GW24-e3755 Acquired QTc prolongation in HIV-infected patients: the prevalence, risk factors, and clinical significance

Objectives

Recent study showed that corrected QT (QTc) prolongation is an independent risk factor for sudden cardiac death, which is predictive of cardiovascular mortality in human immunodeficiency virus (HIV) populations.

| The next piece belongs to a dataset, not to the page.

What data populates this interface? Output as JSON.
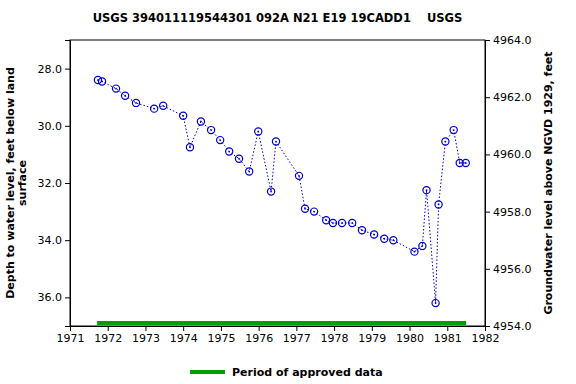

To assess the prevalence and risk factors of QTc prolongation in patients with HIV infection and further address the clinical significance.

Methods

The electrocardiograms (EKG) of 108 consecutive HIV-infected adults (>18 years) from January to December 2012 were reviewed. Data were analysed by the use of gender-specific QTc categories (men abnormal at > 440 ms and women abnormal at >460 ms) based on previous publication. Multiple variables of socio-demographic characteristics, laboratory findings and treatment were collected. Framingham score was calculated to assess 10-year cardiovascular risk, and D:A:D score based on traditional cardiovascular risk factors as well as HIV-specific factors was calculated to assess 5-year cardiovascular risk.

Results

The QTc interval was found to be prolonged in 25% HIV-infected patients. The mean ( ± SD) QTc was 474 ± 34ms in QTc prolongation group (range 442-551 ms in men and 473-486 in women), whereas 418 ± 23ms in normal QTc group (range 411-439 ms in men and 413-459 ms in women). The HIV-infected patients with prolonged QTc interval have higher D:A:D score (4.3 ± 4.7 vs 2.0 ± 2.9) and Framingham score (12.3 ± 13.4 vs 6.0 ± 7.3) than those with normal QTc interval. However, there were no clinical or latoratory parameters related to HIV independently associated with QTc interval prolongation. In particular, no anti-HIV drug was associated with QTc prolongation.

Conclusions

Our study demonstrated that in an HIV-infected population, QTc prolongation had a high prevalence of 25% compared to the general population. Though no single parameter or medication was related to QTc prolongation, the overall likelihood of developing cardiovascular disease and its relevant risk factors might contribute to prolonged QTc interval.